11. Ideas to explore
Beyond these three integrations, you can explore the following ideas:
- Build a chatbot on Google Chat. One of the most popular use cases for Large Language Models (LLMs) is building a chatbot. With the Gemini API, it's easy to build a chatbot for Google Chat. For more information, see the Google Chat API and codelab Build apps for Google Chat with Gemini.
- Retrieval-Augmented Generation (RAG) with your own data in Google Drive or Keep. In this codelab, you only use a single text file for summarization.
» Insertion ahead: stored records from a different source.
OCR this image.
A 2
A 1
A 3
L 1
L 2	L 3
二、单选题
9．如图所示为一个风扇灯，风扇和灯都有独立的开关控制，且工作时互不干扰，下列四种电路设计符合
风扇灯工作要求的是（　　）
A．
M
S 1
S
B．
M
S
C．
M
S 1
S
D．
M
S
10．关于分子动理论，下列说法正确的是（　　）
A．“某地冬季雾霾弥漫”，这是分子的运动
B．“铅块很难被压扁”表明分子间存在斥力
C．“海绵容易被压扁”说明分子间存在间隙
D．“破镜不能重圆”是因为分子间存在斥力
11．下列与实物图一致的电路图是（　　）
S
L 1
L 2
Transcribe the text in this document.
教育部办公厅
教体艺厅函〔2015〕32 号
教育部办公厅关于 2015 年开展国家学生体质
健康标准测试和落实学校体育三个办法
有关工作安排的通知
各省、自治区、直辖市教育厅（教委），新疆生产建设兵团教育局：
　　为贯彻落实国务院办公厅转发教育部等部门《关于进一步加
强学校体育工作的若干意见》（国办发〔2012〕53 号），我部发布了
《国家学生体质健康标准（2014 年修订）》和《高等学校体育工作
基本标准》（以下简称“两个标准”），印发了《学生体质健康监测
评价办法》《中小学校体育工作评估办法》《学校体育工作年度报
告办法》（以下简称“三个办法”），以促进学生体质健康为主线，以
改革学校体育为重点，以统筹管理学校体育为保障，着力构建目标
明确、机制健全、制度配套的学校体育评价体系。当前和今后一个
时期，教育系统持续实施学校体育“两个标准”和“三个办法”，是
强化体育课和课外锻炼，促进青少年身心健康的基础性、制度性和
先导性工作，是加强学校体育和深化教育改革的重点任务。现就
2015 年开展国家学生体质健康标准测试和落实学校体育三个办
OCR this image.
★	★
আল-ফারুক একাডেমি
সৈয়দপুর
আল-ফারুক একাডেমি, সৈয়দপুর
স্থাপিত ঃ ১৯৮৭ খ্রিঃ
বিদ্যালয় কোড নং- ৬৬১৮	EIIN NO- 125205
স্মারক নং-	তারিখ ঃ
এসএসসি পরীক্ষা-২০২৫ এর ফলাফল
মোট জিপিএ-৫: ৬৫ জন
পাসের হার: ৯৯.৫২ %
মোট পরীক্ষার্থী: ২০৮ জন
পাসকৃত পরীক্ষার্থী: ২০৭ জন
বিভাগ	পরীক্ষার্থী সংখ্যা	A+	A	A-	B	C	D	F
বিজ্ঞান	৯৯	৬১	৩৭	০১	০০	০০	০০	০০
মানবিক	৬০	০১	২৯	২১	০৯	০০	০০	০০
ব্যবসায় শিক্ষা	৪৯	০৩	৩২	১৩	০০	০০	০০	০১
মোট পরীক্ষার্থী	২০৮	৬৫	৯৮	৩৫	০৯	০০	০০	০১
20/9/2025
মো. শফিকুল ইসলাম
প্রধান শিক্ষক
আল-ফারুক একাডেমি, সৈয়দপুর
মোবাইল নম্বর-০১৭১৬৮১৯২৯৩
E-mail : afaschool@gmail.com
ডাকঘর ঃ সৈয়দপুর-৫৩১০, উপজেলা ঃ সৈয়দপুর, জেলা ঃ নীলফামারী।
However, you can also use the content from your personal Google Drive and Keep–like notes, PDFs, and images–with the Gemini API, a vector database, and, optionally, an orchestration tool–like LangChain–to do RAG and personalize the model's response based on your data.
- Use the Gemini API's multi-turn function-calling capability. The Gemini API's function calling isn't limited to one turn and you can multi-turn function calling for even more complex tasks.
- Go beyond Google Workspace. Now that you understand how to integrate the Gemini API with Google Workspace, you can go beyond Google Workspace and leverage other APIs in the world.
12. Congratulations
You learned about the Gemini API's multi-modal capabilities and function calling. You used them to automate some Google Workspace tasks with Apps Script!